Further findings showed in 2013, the firm spent about N80 million on energy. Currently, the firm’s meter, which it said had been paid for, is yet to be provided and the company is in negotiation with new power supplier in the area – Edo Distribution Company – to get it a proper meter.
Nigeria’s rubber production has been on the downward trend in recent times, falling from 113,479tpa before the advent of crude oil to 46,000tpa in 2004, according to Emmanuel Bassey, president, National Rubber Association of Nigeria (NRAN).
According to stakeholders, the industry witnessed exit of major players between 2000 and 2001, when international rubber prices crashed to as low as $50. From about 40 players within the period, number fell further to 12 by 2004, and to about eight players currently.

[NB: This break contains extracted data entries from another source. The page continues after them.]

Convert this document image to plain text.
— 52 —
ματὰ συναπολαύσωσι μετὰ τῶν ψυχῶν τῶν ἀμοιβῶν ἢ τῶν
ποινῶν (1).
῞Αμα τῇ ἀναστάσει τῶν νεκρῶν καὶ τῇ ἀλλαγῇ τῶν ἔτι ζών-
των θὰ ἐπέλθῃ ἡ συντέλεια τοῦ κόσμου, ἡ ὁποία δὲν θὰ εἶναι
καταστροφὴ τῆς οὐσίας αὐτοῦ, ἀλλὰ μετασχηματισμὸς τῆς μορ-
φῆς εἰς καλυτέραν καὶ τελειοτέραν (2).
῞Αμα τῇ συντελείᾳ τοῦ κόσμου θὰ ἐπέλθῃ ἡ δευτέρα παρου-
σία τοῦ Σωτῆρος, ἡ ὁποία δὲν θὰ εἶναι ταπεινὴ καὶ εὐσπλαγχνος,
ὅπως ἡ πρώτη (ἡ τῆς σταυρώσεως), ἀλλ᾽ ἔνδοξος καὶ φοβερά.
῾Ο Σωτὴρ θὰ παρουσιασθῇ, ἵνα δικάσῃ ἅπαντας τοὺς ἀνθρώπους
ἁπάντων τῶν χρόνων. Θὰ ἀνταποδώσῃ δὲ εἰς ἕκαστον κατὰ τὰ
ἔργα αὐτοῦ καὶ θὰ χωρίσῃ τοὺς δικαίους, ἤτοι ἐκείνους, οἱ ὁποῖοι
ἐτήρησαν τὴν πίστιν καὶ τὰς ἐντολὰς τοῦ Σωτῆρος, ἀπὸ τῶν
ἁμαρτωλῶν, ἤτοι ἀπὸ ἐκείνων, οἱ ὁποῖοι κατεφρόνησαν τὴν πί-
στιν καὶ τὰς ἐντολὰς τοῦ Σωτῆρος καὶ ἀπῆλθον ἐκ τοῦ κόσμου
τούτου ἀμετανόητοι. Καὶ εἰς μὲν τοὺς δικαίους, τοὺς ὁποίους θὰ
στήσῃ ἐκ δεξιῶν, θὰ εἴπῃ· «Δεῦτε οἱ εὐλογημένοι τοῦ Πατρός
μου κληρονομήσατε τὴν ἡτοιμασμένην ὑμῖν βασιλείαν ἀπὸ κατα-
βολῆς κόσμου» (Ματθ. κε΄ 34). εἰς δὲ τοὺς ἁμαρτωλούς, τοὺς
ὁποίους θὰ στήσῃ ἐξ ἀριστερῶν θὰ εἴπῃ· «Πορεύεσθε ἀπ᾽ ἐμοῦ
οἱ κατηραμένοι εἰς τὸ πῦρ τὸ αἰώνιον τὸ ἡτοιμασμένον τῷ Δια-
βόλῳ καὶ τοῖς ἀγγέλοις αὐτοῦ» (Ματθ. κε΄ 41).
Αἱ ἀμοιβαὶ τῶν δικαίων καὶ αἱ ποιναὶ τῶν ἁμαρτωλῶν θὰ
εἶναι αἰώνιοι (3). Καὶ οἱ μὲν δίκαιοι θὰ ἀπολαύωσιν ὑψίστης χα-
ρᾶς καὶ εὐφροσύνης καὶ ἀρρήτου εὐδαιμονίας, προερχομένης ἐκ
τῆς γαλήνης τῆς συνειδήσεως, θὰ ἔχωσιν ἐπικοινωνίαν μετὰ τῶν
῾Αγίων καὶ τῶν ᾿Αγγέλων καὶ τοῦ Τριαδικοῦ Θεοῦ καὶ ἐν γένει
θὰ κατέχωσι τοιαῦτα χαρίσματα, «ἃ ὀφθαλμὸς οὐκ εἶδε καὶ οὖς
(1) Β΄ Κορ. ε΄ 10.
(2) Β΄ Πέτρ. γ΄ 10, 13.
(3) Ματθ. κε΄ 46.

Reasons for consistent lower production in the industry ranged from low yield in plantations, dwindling international market for cars, fluctuating international rubber prices to volatility of oil prices and energy challenges. Stakeholders say the industry has sunk into a new low, as production in April fell by 50 percent while the international price nosedived to $170 per ton from $350.
“With the dwindling supply of rubber from rubber trees putting further pressure on the industry, raw materials which are the lumps from rubber trees are in short supply because most of the trees were planted in the 1960s and they have a life of 30 years,’’ Dafinone says.
“So, by 1990s all these trees were exhausted. But new planting is going on by former Michelin Group, the Okomu Group, and there are large-scale palm oil plantations owned by the Dunlop Group and sold to an investor. We have about 2000 hectares under plantation, with Okomu’s doing between 20,000 and 25,000,’’ he asserts.
On whether Sapele Integrated Industries would eventually go into manufacturing of finished products (tyres), Dafinone says while the firm is looking at that, it is aware it needed to go backwards before forwards.
“If you go into finished products and you do not have raw materials from plantations, you will collapse. So, the first step is to make sure you have more planted rubber. When you have that, you can go forwards in your integration into what is called the carbon black, which is the next stage before you get to tyres,’’ Dafinone explains, adding that carbon black is a delicate process because its raw materials often come from refineries, while serious efforts are required to ensure that workers do not inhale carbon.
On Michelin and Dunlop, tyre manufacturers that recently closed shop, Dafinone says low international prices, imports of cheaper ‘Tokunbo’ or second-hand tyres as well as smuggling pushed them out of the Nigerian market, stressing that tyre importers themselves are now going through a difficult phase.